Surf Air’s member recruitment drive takes flight with Salesforce
- Summary:
- The all-you-can-fly private membership airline is using Salesforce CRM to sign up the biggest number of members possible for the lowest cost.
David Ritterbush, the newly appointed CEO of snack company Pop Chips, works in Los Angeles but lives in the San Francisco Bay Area. Faced by the need to make frequent trips between the two, he recently became the 2,000th member of Surf Air, the US’s first all-you-can-fly private membership airline. He says:
Surf Air allows me to commute up and down the coast without the traditional hassles associated with air travel.
In return for a monthly subscription charge of $1,750, he can now make the 400-mile trip as often as he needs to.
Since its maiden flight in mid-2013, between Burbank and the Bay Area’s San Carlos, Surf Air has taken off to become a multi-city operation, providing scheduled flights between 11 locations in California and Las Vegas.
Its membership base has grown rapidly, too, more than doubling in the past year alone, says CEO Jeff Potter, who flew between Hawthorne and Oakland to attend Salesforce's Dreamforce event in San Francisco.
But he’s looking to his vice president of member acquisition Justin Hart to keep the recruitment campaign flying: in a year from now, he says, he’ll expect Hart to be delivering against a target of 400 new members a month.
Hart, in turn, is looking to Salesforce to help him meet his boss’s expectations:
It’s our system of record for everything from capturing prospects online to helping members make the most of the Surf Air experience. Our sales team’s time is precious: Salesforce and other tools like Pardot are helping them prioritise who they should be contacting and managing prospects through to close.
Because of Pardot, we can see who’s browsing our website. If it’s someone we’ve already identified as a prospect, we get an alert and we like to take that moment to get in touch with them. I like to call this ‘manufactured serendipity’. Being able to have that knowledge of what pages they’ve looked at, what activities they’ve carried out online is incredibly useful.
And once a sale’s been processed, it’s passed through Salesforce to my colleague Emily who heads up our member care team. She’ll assign them an account manager who takes the customer through the onboarding process. And when it comes to different sales prioritisation down the road, after the person has 30 or 60 days of membership, we get prompted to contact them again and see how the service is working out for them.
Special treatment
Salesforce is also helping Surf Air to give member referrals special treatment. Around half of Surf Air’s new members each month sign up for the service after it’s been recommended to them by existing members. Hart says:
We want to treat them especially well. A member might call or text me with their friend’s contact details - and if I drop that connection at that point for any reason, I look bad to the member, I look bad to the referral, so I’ve make sure that opportunity’s buttoned up.

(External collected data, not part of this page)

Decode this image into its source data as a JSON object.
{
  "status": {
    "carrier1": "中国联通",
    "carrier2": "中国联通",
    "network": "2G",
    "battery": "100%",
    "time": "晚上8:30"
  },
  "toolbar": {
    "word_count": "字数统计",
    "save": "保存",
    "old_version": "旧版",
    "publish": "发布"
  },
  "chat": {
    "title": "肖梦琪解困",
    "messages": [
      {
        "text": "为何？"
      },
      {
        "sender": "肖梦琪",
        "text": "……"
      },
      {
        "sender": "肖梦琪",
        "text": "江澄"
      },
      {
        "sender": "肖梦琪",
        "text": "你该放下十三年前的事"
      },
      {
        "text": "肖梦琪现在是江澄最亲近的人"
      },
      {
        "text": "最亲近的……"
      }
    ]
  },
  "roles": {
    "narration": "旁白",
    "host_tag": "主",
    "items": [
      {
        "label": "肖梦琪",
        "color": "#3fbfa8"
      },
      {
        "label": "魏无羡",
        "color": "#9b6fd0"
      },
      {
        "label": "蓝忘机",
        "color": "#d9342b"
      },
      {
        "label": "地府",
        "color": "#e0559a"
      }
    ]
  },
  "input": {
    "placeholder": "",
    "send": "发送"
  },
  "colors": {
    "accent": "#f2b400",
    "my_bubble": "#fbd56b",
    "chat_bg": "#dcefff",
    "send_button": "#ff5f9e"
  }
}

Automated tools help Hart and his team get these referrals from texts or emails into the system, so that they quickly enter the process of being offered a test flight as soon as possible and both the referral and the referring member receive a follow-up call to see how the test flight went:
That process involves so many people and so many process steps that it’s incredibly important that the system tracks it closely and automates steps where possible. That’s what allows us to offer a high-touch, white-glove level of service.
Member referrals have a conversion rate of around 30 percent, says Hart - but some leads offer a much lower chance of conversion: people who click on online ads, for example. These have a conversion rate of around 4 percent:
They’re a low priority for our sales reps, so what happens there is that the leads are sent to an outsourced phone bank that we use. Every morning, there’s an automated export of the leads that fit that criteria that are sent to the outsourcing company, where employees work to provide further qualification of the lead and get promising ones back into the system for us to work on.
With a sales team of just six execs, Hart needs to be ultra-focused on those efforts that bring Surf Air the largest number of members for the lowest cost:
We look at past performance and when we see that something works, we go full-throttle in that effort.
That kind of focus will certainly be needed in the months ahead, his CEO adds. Surf Air plans to invest heavily in advertising, says Potter, so Hart and his team can expect a lot more prospects to handle.
In addition, he plans to add 65 more Pilatus PC-12 turbo-prop aircraft to the current fleet over the next five years, at a cost of $5 million per airplane, so that the company can start to attack new markets. Right now, Potter’s got his eye on Texas, Florida and the North-East. International expansion may also be on the horizon, he hints.
For these reasons, Hart’s already working with Salesforce to get even more use from the system in future:
I want to integrate our inventory into Salesforce in a new way, with a deep integration into our booking engine so we can say, ‘We have X number of members that are flying these routes, and we have a new plane coming’, so we can optimise our operations to keep flights at 60 percent to 65 percent capacity on every trip.
That way, sales reps won’t just be looking at which prospects are hot and can be quickly closed, but also which ones are in an area where we want to take more members and where we need to be careful about taking new members. That evaluation will help us prioritise that number one commodity, which for our members, our pilots and my sales team is their time.
Disclosure - at time of writing Salesforce is a premier partner of diginomica.